What is Payment Protection Insurance (PPI)?
Payment Protection Insurance is a policy designed to cover your monthly loan or credit card payments (or a percentage of them) but only if you can’t work because you have suffered an illness or are involved in an accident, or because you have been made redundant.
It is also known as PPI, Loan Protection Insurance or Accident, Sickness and Unemployment Cover (ASU).
Am I paying for Payment Protection Insurance?
If you have a mortgage, loan, credit card, store card or have obtained any other finance in the last 10 years, you may have Payment Protection Insurance (PPI)

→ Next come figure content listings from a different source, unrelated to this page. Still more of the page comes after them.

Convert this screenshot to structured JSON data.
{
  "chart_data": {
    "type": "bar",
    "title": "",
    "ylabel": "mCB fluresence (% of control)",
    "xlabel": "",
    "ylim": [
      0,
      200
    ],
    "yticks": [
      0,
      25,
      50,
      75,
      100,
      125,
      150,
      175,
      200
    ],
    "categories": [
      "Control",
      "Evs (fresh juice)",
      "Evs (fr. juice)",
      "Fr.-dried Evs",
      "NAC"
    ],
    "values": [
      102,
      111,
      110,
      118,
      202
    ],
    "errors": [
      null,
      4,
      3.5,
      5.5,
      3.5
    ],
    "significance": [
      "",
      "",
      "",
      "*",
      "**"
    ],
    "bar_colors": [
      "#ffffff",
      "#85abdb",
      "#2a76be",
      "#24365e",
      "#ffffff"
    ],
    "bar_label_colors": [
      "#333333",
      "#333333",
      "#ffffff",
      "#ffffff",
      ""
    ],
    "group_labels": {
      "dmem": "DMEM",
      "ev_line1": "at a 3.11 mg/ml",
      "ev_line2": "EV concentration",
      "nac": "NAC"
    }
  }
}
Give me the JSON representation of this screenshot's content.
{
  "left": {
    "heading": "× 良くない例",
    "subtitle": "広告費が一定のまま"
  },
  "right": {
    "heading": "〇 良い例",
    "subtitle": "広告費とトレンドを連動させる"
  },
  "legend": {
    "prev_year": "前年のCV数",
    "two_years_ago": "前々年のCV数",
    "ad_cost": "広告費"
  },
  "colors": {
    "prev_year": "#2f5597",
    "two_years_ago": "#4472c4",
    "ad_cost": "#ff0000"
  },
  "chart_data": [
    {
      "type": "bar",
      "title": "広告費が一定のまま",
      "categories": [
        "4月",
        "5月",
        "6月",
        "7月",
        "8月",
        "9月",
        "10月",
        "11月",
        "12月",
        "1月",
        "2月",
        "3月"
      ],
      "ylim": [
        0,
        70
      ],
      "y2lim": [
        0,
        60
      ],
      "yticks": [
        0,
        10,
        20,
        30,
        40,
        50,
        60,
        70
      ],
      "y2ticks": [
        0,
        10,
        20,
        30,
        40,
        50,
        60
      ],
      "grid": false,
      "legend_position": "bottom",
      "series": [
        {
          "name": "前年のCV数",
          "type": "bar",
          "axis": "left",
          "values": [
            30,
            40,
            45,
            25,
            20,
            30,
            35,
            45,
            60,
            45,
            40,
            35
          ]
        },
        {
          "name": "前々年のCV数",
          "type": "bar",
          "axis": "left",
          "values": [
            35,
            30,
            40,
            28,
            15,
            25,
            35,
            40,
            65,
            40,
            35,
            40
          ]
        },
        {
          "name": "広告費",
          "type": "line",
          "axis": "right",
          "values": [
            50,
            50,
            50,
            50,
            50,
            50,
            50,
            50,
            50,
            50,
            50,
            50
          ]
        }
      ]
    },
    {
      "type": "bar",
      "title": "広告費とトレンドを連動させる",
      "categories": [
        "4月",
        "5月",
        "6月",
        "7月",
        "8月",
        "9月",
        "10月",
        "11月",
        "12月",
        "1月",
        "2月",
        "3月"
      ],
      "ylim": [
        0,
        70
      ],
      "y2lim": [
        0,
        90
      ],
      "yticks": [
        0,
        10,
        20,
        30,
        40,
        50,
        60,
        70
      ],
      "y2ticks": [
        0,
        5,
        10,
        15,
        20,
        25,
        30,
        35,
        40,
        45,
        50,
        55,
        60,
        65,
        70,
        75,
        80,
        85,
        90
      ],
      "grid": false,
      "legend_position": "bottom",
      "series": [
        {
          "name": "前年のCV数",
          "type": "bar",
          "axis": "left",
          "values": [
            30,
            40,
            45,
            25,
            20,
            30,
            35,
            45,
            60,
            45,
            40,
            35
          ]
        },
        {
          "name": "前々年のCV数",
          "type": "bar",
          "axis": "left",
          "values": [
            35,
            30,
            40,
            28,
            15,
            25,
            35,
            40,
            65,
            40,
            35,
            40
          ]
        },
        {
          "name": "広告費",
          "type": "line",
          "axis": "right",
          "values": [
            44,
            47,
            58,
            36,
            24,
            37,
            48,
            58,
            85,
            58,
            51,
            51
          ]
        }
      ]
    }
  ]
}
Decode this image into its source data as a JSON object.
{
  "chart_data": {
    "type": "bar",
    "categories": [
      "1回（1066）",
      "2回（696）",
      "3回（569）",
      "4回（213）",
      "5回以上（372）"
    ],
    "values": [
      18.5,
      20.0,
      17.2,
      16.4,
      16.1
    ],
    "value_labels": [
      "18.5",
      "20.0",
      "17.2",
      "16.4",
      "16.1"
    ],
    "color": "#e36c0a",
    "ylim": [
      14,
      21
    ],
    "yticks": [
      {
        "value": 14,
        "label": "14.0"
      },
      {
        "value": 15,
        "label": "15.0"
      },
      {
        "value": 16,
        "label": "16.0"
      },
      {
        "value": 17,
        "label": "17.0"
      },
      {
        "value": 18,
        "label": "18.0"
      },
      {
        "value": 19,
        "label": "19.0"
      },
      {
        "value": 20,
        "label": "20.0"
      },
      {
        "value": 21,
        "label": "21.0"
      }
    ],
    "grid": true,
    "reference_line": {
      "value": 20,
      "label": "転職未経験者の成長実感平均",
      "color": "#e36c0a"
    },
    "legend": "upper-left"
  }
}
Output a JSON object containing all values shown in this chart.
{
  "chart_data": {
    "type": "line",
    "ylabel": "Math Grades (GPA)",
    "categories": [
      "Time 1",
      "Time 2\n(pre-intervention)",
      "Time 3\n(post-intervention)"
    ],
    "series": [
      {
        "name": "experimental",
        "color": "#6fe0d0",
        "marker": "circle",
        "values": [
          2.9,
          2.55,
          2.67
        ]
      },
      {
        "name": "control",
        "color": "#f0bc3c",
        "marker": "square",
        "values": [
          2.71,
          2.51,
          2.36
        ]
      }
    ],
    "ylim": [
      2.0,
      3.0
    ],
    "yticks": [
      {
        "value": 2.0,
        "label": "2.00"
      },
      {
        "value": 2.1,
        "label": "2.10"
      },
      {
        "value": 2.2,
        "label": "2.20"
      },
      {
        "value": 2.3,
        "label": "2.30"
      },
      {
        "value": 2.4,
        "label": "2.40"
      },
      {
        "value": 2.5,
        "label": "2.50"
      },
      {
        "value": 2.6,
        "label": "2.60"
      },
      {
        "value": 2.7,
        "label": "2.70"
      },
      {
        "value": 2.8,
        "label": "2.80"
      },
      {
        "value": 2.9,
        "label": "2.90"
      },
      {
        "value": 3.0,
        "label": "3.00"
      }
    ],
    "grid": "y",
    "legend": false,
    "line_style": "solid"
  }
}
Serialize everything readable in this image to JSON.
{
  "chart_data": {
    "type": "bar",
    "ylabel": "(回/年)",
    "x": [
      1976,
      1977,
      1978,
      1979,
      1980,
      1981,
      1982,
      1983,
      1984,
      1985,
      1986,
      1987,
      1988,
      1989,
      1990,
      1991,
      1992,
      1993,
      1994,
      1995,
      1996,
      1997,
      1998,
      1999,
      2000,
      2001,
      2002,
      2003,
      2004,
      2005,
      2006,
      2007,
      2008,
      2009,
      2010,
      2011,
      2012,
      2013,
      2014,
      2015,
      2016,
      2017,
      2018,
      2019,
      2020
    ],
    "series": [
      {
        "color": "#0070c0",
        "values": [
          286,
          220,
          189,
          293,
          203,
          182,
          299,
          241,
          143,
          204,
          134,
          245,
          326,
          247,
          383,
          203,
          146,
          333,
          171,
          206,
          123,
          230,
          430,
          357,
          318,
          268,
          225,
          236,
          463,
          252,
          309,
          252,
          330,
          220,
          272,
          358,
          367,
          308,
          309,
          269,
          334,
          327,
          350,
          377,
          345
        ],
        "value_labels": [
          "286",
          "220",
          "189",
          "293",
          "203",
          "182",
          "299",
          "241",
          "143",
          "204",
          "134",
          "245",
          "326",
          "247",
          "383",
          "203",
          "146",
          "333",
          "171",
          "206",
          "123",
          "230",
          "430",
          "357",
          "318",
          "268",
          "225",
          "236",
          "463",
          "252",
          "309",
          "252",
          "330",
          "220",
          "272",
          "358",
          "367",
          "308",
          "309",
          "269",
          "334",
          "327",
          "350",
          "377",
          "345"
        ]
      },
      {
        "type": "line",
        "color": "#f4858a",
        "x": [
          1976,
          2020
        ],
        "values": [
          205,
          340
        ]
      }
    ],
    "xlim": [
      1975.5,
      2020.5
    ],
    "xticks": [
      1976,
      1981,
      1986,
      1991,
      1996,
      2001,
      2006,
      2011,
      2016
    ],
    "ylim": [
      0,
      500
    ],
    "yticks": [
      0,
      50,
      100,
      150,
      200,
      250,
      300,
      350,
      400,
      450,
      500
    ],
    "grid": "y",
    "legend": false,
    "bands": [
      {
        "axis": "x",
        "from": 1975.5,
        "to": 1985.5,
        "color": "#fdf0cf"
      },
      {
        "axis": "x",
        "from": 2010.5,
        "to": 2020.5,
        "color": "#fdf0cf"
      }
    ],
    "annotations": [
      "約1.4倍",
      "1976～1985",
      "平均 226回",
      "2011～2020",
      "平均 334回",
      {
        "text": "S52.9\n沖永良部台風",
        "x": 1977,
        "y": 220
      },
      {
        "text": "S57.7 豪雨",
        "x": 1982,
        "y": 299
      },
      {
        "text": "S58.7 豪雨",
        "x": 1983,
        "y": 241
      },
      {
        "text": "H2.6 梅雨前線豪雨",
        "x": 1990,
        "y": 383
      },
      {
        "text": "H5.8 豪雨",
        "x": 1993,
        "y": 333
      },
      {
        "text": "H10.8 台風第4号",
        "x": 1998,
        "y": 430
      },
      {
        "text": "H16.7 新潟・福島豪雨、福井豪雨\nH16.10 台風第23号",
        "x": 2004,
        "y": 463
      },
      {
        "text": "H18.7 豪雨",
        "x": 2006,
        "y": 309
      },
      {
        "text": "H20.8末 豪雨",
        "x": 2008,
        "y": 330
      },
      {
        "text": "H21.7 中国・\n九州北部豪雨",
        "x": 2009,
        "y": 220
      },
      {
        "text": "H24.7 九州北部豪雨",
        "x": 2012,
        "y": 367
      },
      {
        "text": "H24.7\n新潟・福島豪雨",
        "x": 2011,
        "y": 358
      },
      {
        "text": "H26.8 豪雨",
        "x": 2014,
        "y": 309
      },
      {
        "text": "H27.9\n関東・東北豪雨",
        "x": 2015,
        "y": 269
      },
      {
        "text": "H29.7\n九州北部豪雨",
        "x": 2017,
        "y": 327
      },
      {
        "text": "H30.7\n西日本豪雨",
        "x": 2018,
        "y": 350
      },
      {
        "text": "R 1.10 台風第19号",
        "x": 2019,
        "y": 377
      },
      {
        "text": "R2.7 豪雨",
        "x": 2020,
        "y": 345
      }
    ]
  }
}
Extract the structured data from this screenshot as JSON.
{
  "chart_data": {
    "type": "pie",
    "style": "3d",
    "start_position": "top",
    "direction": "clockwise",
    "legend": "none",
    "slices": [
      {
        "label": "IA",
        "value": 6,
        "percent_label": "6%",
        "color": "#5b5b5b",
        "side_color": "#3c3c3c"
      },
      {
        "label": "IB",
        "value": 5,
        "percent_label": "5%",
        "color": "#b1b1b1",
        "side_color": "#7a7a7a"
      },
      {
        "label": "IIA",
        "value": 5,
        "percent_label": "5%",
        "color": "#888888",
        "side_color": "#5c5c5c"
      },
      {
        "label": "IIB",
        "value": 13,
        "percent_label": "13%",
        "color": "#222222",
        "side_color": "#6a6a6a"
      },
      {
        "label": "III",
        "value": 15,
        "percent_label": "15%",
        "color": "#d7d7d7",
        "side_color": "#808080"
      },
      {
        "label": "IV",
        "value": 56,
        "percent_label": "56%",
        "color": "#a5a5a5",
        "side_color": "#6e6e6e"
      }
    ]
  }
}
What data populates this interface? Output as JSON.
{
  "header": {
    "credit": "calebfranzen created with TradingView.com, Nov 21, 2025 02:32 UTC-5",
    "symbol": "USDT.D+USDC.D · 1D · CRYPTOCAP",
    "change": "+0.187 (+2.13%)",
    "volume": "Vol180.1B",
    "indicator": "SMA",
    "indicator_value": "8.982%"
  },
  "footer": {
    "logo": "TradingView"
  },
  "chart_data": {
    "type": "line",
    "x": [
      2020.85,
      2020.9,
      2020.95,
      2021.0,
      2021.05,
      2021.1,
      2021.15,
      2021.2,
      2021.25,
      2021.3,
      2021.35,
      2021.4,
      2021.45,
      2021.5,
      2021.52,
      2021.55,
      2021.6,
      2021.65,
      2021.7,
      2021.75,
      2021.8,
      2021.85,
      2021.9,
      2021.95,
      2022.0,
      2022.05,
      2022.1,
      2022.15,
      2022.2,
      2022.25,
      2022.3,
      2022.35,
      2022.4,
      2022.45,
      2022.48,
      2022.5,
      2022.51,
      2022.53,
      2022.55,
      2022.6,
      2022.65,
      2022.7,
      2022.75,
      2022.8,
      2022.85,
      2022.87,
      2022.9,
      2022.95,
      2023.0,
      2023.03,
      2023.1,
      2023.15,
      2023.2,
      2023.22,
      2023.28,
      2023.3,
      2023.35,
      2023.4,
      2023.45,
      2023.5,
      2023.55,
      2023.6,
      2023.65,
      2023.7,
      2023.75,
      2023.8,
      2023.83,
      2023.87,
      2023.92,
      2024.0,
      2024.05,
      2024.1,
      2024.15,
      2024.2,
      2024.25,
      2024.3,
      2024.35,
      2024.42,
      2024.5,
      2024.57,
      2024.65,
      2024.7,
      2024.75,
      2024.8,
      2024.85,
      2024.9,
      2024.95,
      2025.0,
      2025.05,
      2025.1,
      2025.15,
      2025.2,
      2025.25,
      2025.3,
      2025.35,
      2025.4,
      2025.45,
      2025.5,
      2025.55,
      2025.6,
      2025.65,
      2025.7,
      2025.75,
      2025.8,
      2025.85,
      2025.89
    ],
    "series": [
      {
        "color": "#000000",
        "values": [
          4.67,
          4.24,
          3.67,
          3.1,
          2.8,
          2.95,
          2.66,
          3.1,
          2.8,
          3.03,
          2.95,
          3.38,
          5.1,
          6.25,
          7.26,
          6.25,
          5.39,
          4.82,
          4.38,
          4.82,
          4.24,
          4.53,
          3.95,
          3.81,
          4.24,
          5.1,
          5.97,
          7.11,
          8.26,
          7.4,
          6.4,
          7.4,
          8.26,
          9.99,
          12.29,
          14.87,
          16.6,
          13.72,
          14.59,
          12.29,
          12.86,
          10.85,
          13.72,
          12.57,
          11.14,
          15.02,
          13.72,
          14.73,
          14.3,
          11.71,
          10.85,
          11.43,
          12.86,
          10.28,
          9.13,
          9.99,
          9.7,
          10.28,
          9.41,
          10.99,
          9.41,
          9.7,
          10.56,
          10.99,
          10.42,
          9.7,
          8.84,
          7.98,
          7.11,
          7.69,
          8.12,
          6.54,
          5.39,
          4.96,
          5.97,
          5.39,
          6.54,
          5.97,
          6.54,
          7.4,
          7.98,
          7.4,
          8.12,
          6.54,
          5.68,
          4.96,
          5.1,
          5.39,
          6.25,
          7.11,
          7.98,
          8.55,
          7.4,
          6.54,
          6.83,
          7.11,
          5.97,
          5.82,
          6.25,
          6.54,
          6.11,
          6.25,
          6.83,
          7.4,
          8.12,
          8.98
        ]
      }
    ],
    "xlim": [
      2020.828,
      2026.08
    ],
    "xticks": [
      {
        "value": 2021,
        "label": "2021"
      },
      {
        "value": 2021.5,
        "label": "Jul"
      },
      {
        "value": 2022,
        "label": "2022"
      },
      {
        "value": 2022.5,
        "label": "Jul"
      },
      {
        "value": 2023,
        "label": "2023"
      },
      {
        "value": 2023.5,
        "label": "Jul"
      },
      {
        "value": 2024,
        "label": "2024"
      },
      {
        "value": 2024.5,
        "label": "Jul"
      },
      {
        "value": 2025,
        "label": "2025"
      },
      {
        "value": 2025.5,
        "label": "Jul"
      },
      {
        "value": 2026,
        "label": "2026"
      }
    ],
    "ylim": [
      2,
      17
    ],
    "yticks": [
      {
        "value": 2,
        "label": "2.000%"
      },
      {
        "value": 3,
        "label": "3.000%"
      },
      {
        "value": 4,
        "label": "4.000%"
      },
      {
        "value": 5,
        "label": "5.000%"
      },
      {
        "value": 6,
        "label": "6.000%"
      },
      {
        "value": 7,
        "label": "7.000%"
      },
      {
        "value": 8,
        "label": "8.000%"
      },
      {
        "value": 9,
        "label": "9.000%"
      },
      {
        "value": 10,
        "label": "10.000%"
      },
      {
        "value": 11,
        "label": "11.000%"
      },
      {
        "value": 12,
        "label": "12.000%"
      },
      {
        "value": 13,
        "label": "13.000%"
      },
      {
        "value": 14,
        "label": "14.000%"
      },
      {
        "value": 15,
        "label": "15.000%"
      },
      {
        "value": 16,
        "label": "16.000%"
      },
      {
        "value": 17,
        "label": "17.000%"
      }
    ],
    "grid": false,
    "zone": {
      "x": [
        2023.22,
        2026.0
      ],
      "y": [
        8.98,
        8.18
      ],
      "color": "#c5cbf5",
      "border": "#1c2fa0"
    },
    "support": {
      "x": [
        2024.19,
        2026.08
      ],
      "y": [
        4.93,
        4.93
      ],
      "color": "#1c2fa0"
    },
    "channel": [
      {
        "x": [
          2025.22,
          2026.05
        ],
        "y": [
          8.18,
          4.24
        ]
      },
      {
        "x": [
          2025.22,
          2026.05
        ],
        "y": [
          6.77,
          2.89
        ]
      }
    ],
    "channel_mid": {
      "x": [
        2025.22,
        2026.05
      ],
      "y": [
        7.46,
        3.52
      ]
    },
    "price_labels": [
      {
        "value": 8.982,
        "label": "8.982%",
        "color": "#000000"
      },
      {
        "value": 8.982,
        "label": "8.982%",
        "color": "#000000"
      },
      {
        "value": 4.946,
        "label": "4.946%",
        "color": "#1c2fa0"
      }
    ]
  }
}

To find out if you are one of these people, check your loan agreement or credit card/store card statements to see if it includes PPI.
For loans, the PPI may be a single-premium policy, which will be shown on your loan agreement as a lump sum added to the loan.
For a credit card, PPI charges should be shown on your statement, as they will be added to your account every month.
How do I know if I
was mis-sold PPI?
Do any of the following statements apply to you:
- You didn't ask for PPI, but it was added anyway?
- You were told the insurance was compulsory or by taking it, you would have a better chance of getting the loan.
- You wasn't aware PPI was optional or that you could buy cheaper cover elsewhere.
- You were unemployed, retired or self-employed when you took out the cover.